For a moment, it was absolutely silent. The only thing Toki could hear was his pulse pounding in his ears. The tension was suffocating. "Blasphemous little bastard," the Reverend growled, giving Toki a look that could've killed. He reached for the guitar on the bed.

"No! No, don't do it! I'm sorry, Father! I didn't mean it, and I'll go to confession and I'll-" Toki yelled, lying out of desperation. Anything but his guitar.

_Crack. _His father brought the guitar down over his knee.

Toki winced as he saw the neck break off from the body and as he heard the wood splinter and the strings whine. The two pieces of the guitar hit the floor. His mother stepped on the body, and that too broke under her foot. His ticket out of Lillehammer was destroyed before his eyes.

"I _hate_ you!" Toki shouted, hands curling up into fists. "I hate you more than anything in the world!" He was face to face with his father now. "I wish I'd never been born! Being dead would be better than living in this God-forsaken hellhole with you!" Toki didn't feel like himself. It was like the blood of some Viking berserker ancestor had come to a boil inside him. "I'm leaving!" he growled, lip still curled up in a snarl. He grabbed his backpack off the coathanger by the door of his room. "I never want to see either one of your fucking faces again." He was halfway through the front room now.

"There's going to be a blizzard," his mother said, not sounding concerned for her son in the slightest. "You'll freeze to death."

"It's not like I haven't slept in the snow before!" Toki shot back before he slamming the door to the house.

He ran for as long and as fast as his legs could carry him.
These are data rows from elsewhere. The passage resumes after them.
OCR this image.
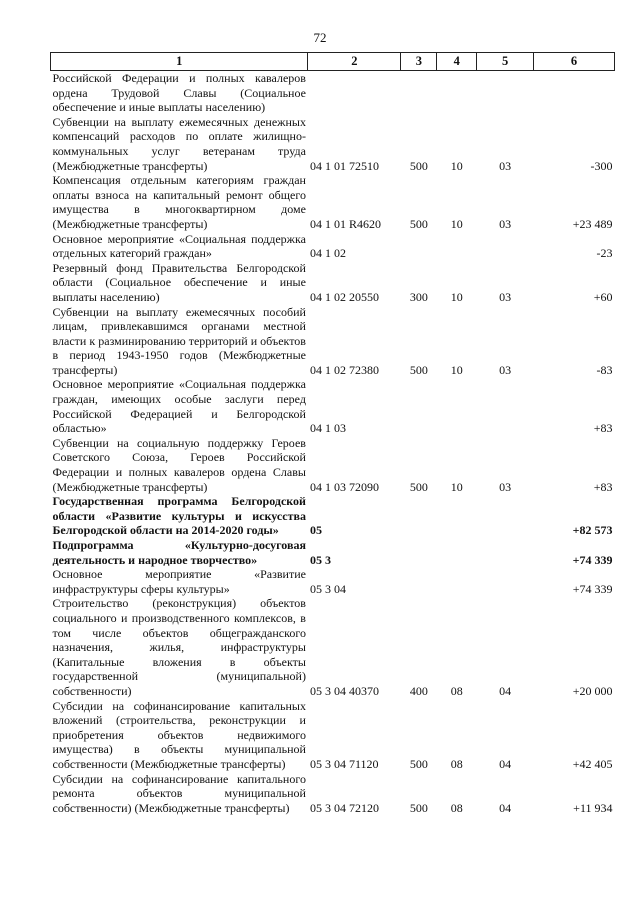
72
1	2	3	4	5	6
Российской Федерации и полных кавалеров ордена Трудовой Славы (Социальное обеспечение и иные выплаты населению)					
Субвенции на выплату ежемесячных денежных компенсаций расходов по оплате жилищно-коммунальных услуг ветеранам труда (Межбюджетные трансферты)	04 1 01 72510	500	10	03	-300
Компенсация отдельным категориям граждан оплаты взноса на капитальный ремонт общего имущества в многоквартирном доме (Межбюджетные трансферты)	04 1 01 R4620	500	10	03	+23 489
Основное мероприятие «Социальная поддержка отдельных категорий граждан»	04 1 02				-23
Резервный фонд Правительства Белгородской области (Социальное обеспечение и иные выплаты населению)	04 1 02 20550	300	10	03	+60
Субвенции на выплату ежемесячных пособий лицам, привлекавшимся органами местной власти к разминированию территорий и объектов в период 1943-1950 годов (Межбюджетные трансферты)	04 1 02 72380	500	10	03	-83
Основное мероприятие «Социальная поддержка граждан, имеющих особые заслуги перед Российской Федерацией и Белгородской областью»	04 1 03				+83
Субвенции на социальную поддержку Героев Советского Союза, Героев Российской Федерации и полных кавалеров ордена Славы (Межбюджетные трансферты)	04 1 03 72090	500	10	03	+83
Государственная программа Белгородской области «Развитие культуры и искусства Белгородской области на 2014-2020 годы»	05				+82 573
Подпрограмма «Культурно-досуговая деятельность и народное творчество»	05 3				+74 339
Основное мероприятие «Развитие инфраструктуры сферы культуры»	05 3 04				+74 339
Строительство (реконструкция) объектов социального и производственного комплексов, в том числе объектов общегражданского назначения, жилья, инфраструктуры (Капитальные вложения в объекты государственной (муниципальной) собственности)	05 3 04 40370	400	08	04	+20 000
Субсидии на софинансирование капитальных вложений (строительства, реконструкции и приобретения объектов недвижимого имущества) в объекты муниципальной собственности (Межбюджетные трансферты)	05 3 04 71120	500	08	04	+42 405
Субсидии на софинансирование капитального ремонта объектов муниципальной собственности) (Межбюджетные трансферты)	05 3 04 72120	500	08	04	+11 934
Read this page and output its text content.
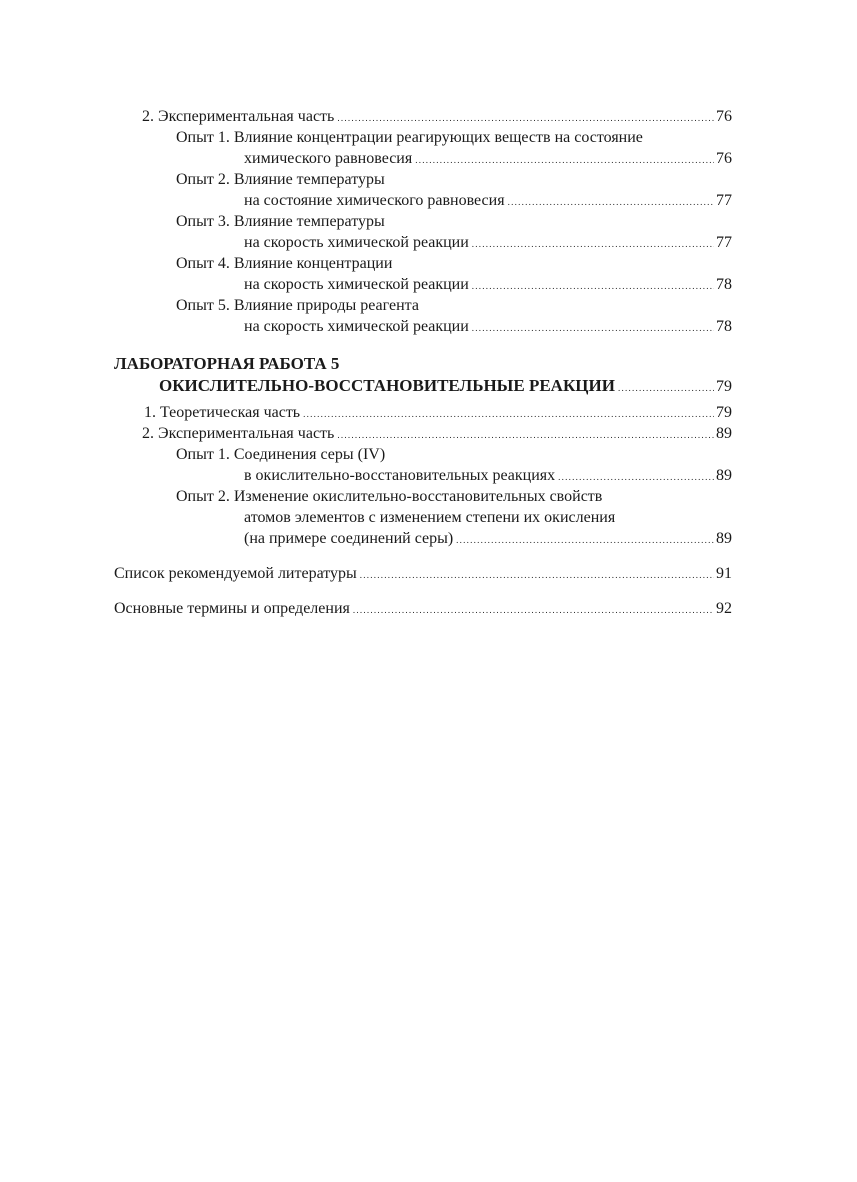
2. Экспериментальная часть . . .	76
Опыт 1. Влияние концентрации реагирующих веществ на состояние
химического равновесия . . .	76
Опыт 2. Влияние температуры
на состояние химического равновесия . . .	77
Опыт 3. Влияние температуры
на скорость химической реакции . . .	77
Опыт 4. Влияние концентрации
на скорость химической реакции . . .	78
Опыт 5. Влияние природы реагента
на скорость химической реакции . . .	78
ЛАБОРАТОРНАЯ РАБОТА 5
ОКИСЛИТЕЛЬНО-ВОССТАНОВИТЕЛЬНЫЕ РЕАКЦИИ . . .	79
1. Теоретическая часть . . .	79
2. Экспериментальная часть . . .	89
Опыт 1. Соединения серы (IV)
в окислительно-восстановительных реакциях . . .	89
Опыт 2. Изменение окислительно-восстановительных свойств
атомов элементов с изменением степени их окисления
(на примере соединений серы) . . .	89
Список рекомендуемой литературы . . .	91
Основные термины и определения . . .	92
The cold winter air stung his eyes and the snowflakes that had been falling felt like needles against his skin. He had no clue how far he'd ran when he finally collapsed in the snow. The soft white powder was so cold against his hot skin that it felt like fire.

Toki was leaned up against a tree, breathing heavily. He unzipped his backpack and dumped its contents onto the snow. He had some money, enough to get him food for a few days, some random pages of guitar tabaliture, and his teddy bear. A few weeks ago, he'd crudely sticked a devil tail onto its backside, just because he knew it would piss his parents off. He had hidden the bear in the backpack after doing so, just in case his parents decided to include ripping up the toy he'd had since he was a child in some sort of punishment.

That was all he had. He shivered as he gently tucked his belongings back in the bag. "I can work at the record store," Toki muttered, just to hear something besides his heavy breathing. "Once I get enough money, I'll buy an electric guitar and start the biggest metal band that ever existed. We'll tour the world, and the only reason I'd ever come back to Lillehammer is to knock on my parents' door, tell them my job is to play the Devil's music, and laugh when I see the look on their faces."

* * *

First Metalocalypse fanfiction, and first fanfiction I've written in forever. Toki's my favorite character in the show, so I decided to speculate a bit about his past.